Kinsey-Albrecht, une analyse de sol basée sur les équilibres chimiques
Certains viticulteurs français commencent à s’intéresser à la méthode Kinsey-Albrecht d’analyse des sols. Cette dernière se base non pas sur la quantité des éléments mais sur leur équilibre.
Certains viticulteurs français commencent à s’intéresser à la méthode Kinsey-Albrecht d’analyse des sols. Cette dernière se base non pas sur la quantité des éléments mais sur leur équilibre.
Vous n’en avez peut-être jamais entendu parler, et pourtant la méthode d’analyse de sol appelée « Kinsey-Albrecht » fait de plus en plus d’émules. « Il y a une croissance spectaculaire, je traite maintenant des centaines d’analyses par an », remarque Guillaume Tant, agronome au Cerfrance. Cette méthode, différente de celles habituellement pratiquées, a été développée par William Albrecht, chercheur américain et président du département des sols de l’université du Missouri au milieu du siècle dernier. « À l’origine, ce scientifique a voulu comprendre pourquoi la croissance et la santé des animaux d’élevage étaient différentes en fonction des régions, explique Guillaume Tant. Il a analysé les sols, et s’est rendu compte au fur et à mesure que les sols avaient des équilibres chimiques différents. » William Albrecht s’est alors lancé dans des essais lors desquels il a changé les équilibres minéraux, et a conclu qu’il existait des ratios optimums. L’américain Neil Kinsey, dernier élève de William Albrecht, s’est inspiré de ses travaux pour proposer aujourd’hui une prestation d’analyse de sol basée sur ces équilibres minéraux. Sur un résultat d’analyse, on trouve des valeurs de la CEC (Capacité d’échange cationique), mesurée et maximale, l’équilibre des cations et la quantité des éléments, ainsi que quelques anions et les oligoéléments. « On ne regarde pas tant la quantité des éléments que la relation entre eux », poursuit Alfred Gässler, agriculteur et conseiller en agronomie. Pour arriver à un équilibre idéal, la CEC doit contenir 68 % de calcium, 12 % de magnésium, 4 % de potassium, 1,5 % de sodium et 10 % d’hydrogène. « Il y a également plusieurs ratios à regarder, entre phosphore et potassium, bore et calcium, zinc et phosphore, soufre et potassium…, ajoute Guillaume Tant. Mais surtout entre calcium et magnésium, car le premier fait floculer les argiles, alors que le deuxième les rapproche. » Autrement dit un bon ratio permet d’avoir une bonne distance entre les feuillets d’argile et des caractéristiques physiques optimales.
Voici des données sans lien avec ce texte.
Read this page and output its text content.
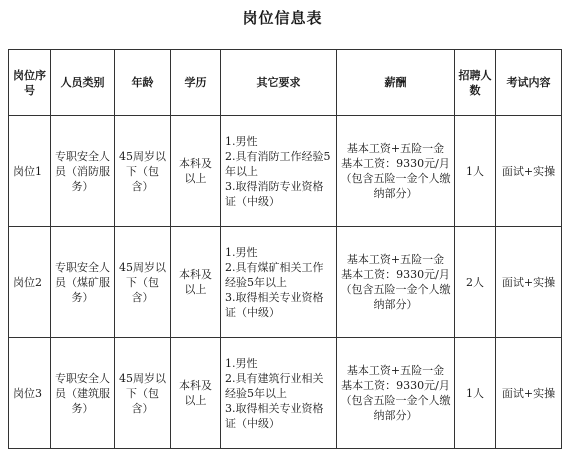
岗位信息表
岗位序号	人员类别	年龄	学历	其它要求	薪酬	招聘人数	考试内容
岗位1	专职安全人员（消防服务）	45周岁以下（包含）	本科及以上	1.男性
2.具有消防工作经验5年以上
3.取得消防专业资格证（中级）	基本工资+五险一金
基本工资：9330元/月
（包含五险一金个人缴纳部分）	1人	面试+实操
岗位2	专职安全人员（煤矿服务）	45周岁以下（包含）	本科及以上	1.男性
2.具有煤矿相关工作经验5年以上
3.取得相关专业资格证（中级）	基本工资+五险一金
基本工资：9330元/月
（包含五险一金个人缴纳部分）	2人	面试+实操
岗位3	专职安全人员（建筑服务）	45周岁以下（包含）	本科及以上	1.男性
2.具有建筑行业相关经验5年以上
3.取得相关专业资格证（中级）	基本工资+五险一金
基本工资：9330元/月
（包含五险一金个人缴纳部分）	1人	面试+实操
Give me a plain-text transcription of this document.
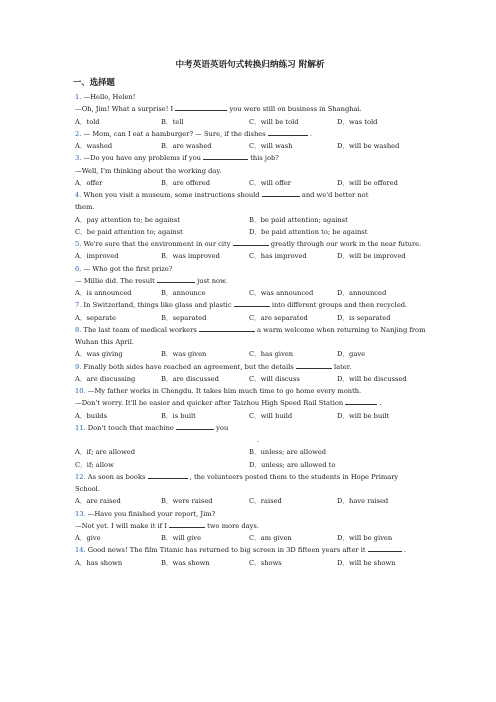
中考英语英语句式转换归纳练习 附解析
一、选择题
1. —Hello, Helen!
—Oh, Jim! What a surprise! I	you were still on business in Shanghai.
A．told	B．tell	C．will be told	D．was told
2. — Mom, can I eat a hamburger? — Sure, if the dishes	.
A．washed	B．are washed	C．will wash	D．will be washed
3. —Do you have any problems if you	this job?
—Well, I'm thinking about the working day.
A．offer	B．are offered	C．will offer	D．will be offered
4. When you visit a museum, some instructions should	and we'd better not
them.
A．pay attention to; be against	B．be paid attention; against
C．be paid attention to; against	D．be paid attention to; be against
5. We're sure that the environment in our city	greatly through our work in the near future.
A．improved	B．was improved	C．has improved	D．will be improved
6. — Who got the first prize?
— Millie did. The result	just now.
A．is announced	B．announce	C．was announced	D．announced
7. In Switzerland, things like glass and plastic	into different groups and then recycled.
A．separate	B．separated	C．are separated	D．is separated
8. The last team of medical workers	a warm welcome when returning to Nanjing from
Wuhan this April.
A．was giving	B．was given	C．has given	D．gave
9. Finally both sides have reached an agreement, but the details	later.
A．are discussing	B．are discussed	C．will discuss	D．will be discussed
10. —My father works in Chengdu. It takes him much time to go home every month.
—Don't worry. It'll be easier and quicker after Taizhou High Speed Rail Station	.
A．builds	B．is built	C．will build	D．will be built
11. Don't touch that machine	you
.
A．if; are allowed	B．unless; are allowed
C．if; allow	D．unless; are allowed to
12. As soon as books	, the volunteers posted them to the students in Hope Primary
School.
A．are raised	B．were raised	C．raised	D．have raised
13. —Have you finished your report, Jim?
—Not yet. I will make it if I	two more days.
A．give	B．will give	C．am given	D．will be given
14. Good news! The film Titanic has returned to big screen in 3D fifteen years after it	.
A．has shown	B．was shown	C．shows	D．will be shown
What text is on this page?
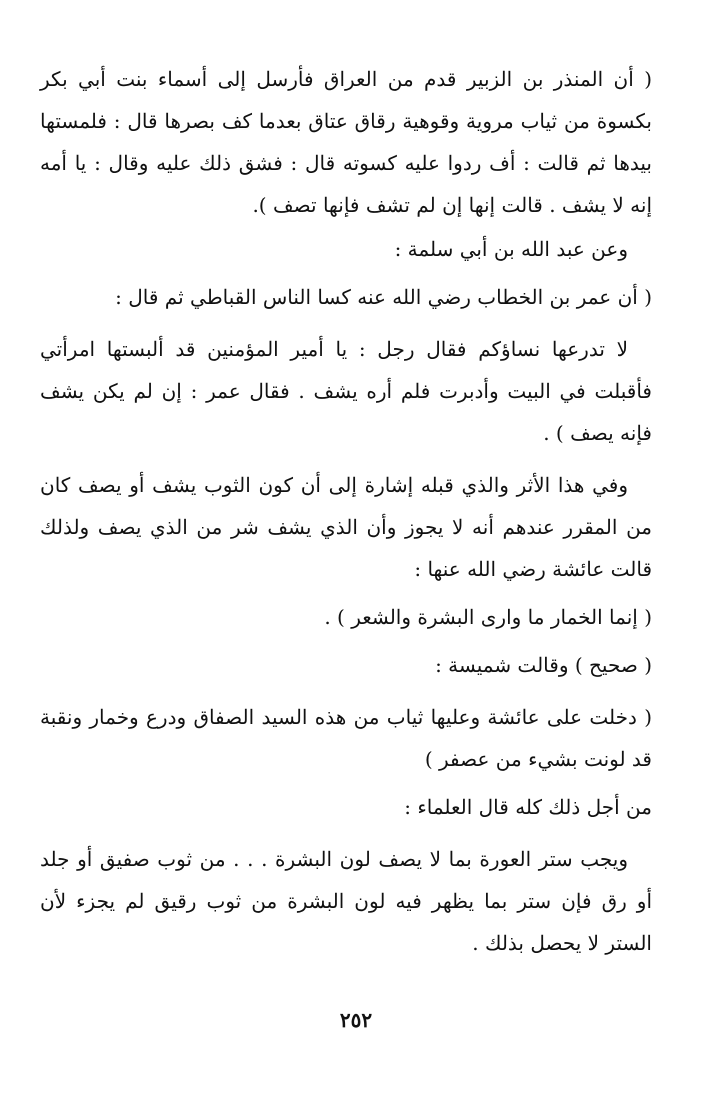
( أن المنذر بن الزبير قدم من العراق فأرسل إلى أسماء بنت أبي بكر بكسوة من ثياب مروية وقوهية رقاق عتاق بعدما كف بصرها قال : فلمستها بيدها ثم قالت : أف ردوا عليه كسوته قال : فشق ذلك عليه وقال : يا أمه إنه لا يشف . قالت إنها إن لم تشف فإنها تصف ).

وعن عبد الله بن أبي سلمة :

( أن عمر بن الخطاب رضي الله عنه كسا الناس القباطي ثم قال :

لا تدرعها نساؤكم فقال رجل : يا أمير المؤمنين قد ألبستها امرأتي فأقبلت في البيت وأدبرت فلم أره يشف . فقال عمر : إن لم يكن يشف فإنه يصف ) .

وفي هذا الأثر والذي قبله إشارة إلى أن كون الثوب يشف أو يصف كان من المقرر عندهم أنه لا يجوز وأن الذي يشف شر من الذي يصف ولذلك قالت عائشة رضي الله عنها :

( إنما الخمار ما وارى البشرة والشعر ) .

( صحيح ) وقالت شميسة :

( دخلت على عائشة وعليها ثياب من هذه السيد الصفاق ودرع وخمار ونقبة قد لونت بشيء من عصفر )

من أجل ذلك كله قال العلماء :

ويجب ستر العورة بما لا يصف لون البشرة . . . من ثوب صفيق أو جلد أو رق فإن ستر بما يظهر فيه لون البشرة من ثوب رقيق لم يجزء لأن الستر لا يحصل بذلك .

٢٥٢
Une plante dans de meilleures conditions pour améliorer le profil aromatique
« Les propriétés chimiques influent sur celles physique et biologique, détaille Alfred Gässler. Si les feuillets d’argile sont plus écartés, le sol va se dessécher plus rapidement. Au contraire, s’ils sont moins écartés le sol risque de devenir trop humide, avec les risques d’asphyxie et de mauvais fonctionnement biologique que cela implique. » Le respect de ces équilibres permet à la plante d’avoir une meilleure nutrition, et donc une meilleure santé. Ce qui permet d’intervenir moins souvent face aux pathogènes. « Dans les parcelles équilibrées, on observe une pression fongique plus faible et moins de problèmes avec les insectes, relate Guillaume Tant. Sur les pommiers par exemple, cela fait baisser la pression de pucerons. » L’agronome a eu l’occasion d’échanger avec des consultants viticoles en Australie, qui assurent améliorer ainsi le profil aromatique des vins, avec des arômes plus intenses et plus subtils.
La correction des équilibres du sol se fait par des apports d’éléments fertilisants. Cela de façon indépendante de la nutrition azotée. Il faut généralement attendre deux ou trois ans pour voir le changement, au dire des praticiens. Les analyses, qui coûtent entre 70 et 115 euros l’unité, ne sont pas faites en France mais en Angleterre ou aux États-Unis, et respectent une norme particulière. Les deux experts s’accordent pour dire que le plus important est toutefois d’avoir une bonne interprétation. Mais aussi qu’il est important de coupler ces analyses à d’autres investigations sur feuille ou sur sève, pour avoir une approche plus fine et piloter la nutrition. « L’objectif d’une telle démarche est d’optimiser les charges et les rendements, conclut Guillaume Tant. Il y a souvent une dette à payer au démarrage, car il faut combler des manques de fertilisation des années passées, mais en quelques années les coûts de fertilisation chutent en même temps que les rendements s’améliorent. »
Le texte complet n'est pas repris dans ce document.